The tracks genuinely disagree in the middle. deepseek-4-pro and kimi-2.6 — the rank track's bottom pair after gemini (#9/#10 on closeness, #10/#9 on medoid) — are semantically central (#3 and #4): their texts follow the shared template and vocabulary, but their orderings deviate (deepseek-4-pro crowns kimi-2.6 #1 and buries opus at #11; kimi-2.6 lifts gemini-3.1-pro to #4 and likewise buries opus). The mirror image: mimo-2.5-pro and glm-5.1 are strong on the rank track (closeness #3/#2 and #6/#6) but semantically peripheral (#9 and #10). Rank distance measures what an evaluator concluded; cosine distance measures how it wrote — and here the two are nearly uncorrelated.
The semantic track is flat and should be read as weak evidence.
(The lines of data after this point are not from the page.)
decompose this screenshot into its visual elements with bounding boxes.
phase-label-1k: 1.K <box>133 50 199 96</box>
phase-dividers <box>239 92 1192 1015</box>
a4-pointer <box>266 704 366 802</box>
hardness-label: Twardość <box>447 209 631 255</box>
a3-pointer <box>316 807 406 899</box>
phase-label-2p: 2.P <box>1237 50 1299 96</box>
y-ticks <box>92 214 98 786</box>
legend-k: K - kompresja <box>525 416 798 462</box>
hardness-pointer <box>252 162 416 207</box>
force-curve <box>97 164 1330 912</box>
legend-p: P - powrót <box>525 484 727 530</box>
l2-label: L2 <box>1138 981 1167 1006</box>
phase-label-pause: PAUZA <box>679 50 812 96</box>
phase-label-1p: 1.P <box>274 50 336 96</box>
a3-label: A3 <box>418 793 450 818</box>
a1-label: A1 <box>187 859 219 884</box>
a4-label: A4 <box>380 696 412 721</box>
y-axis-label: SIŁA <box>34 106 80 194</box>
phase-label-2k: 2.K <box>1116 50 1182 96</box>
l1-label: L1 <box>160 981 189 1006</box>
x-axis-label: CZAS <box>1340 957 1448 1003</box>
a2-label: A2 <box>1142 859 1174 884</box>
Cosine distances to the centroid span only 0.0029–0.0120 and most adjacent gaps fall under ε = 0.002 (see the near-tie chains flagged in §3.2/§3.4): all eleven documents share format, headings, and subject matter. Only the endpoints — qwen-3.7-max clearly closest; glm-5.1 and gemini-3.1-pro clearly farthest — rise above the noise.

Per the spec, no combined ranking is computed: each metric stands on its own, and the table above is the complete per-metric picture.

5. Notes & caveats¶

Two missing-data policies by design: gemini-3.1-pro's tier structure is imputed (completing a coarse-but-total opinion); self-rankings are excluded (cᵢⱼ = 0, removing self-bias). Both flow through the method's confidence term.
n = 11 with one imputed (tiered) row: orderings near the flagged ties are not robust; the extremes (top and bottom two on each metric) are.
Embedding vectors are not hand-verifiable; the derived distance matrices above are the auditable artifact. Re-running re-embeds (or reuses a content-keyed cache) and reproduces the rank track exactly.
Self-exclusion applies to the rank track only; the semantic track embeds each report's full text including its self-assessment.
Reproduce: poetry run python3 docs/planner-graph-ref/analyse/consensus_ranking.py (project venv; GOOGLE_API_KEY required for the semantic track).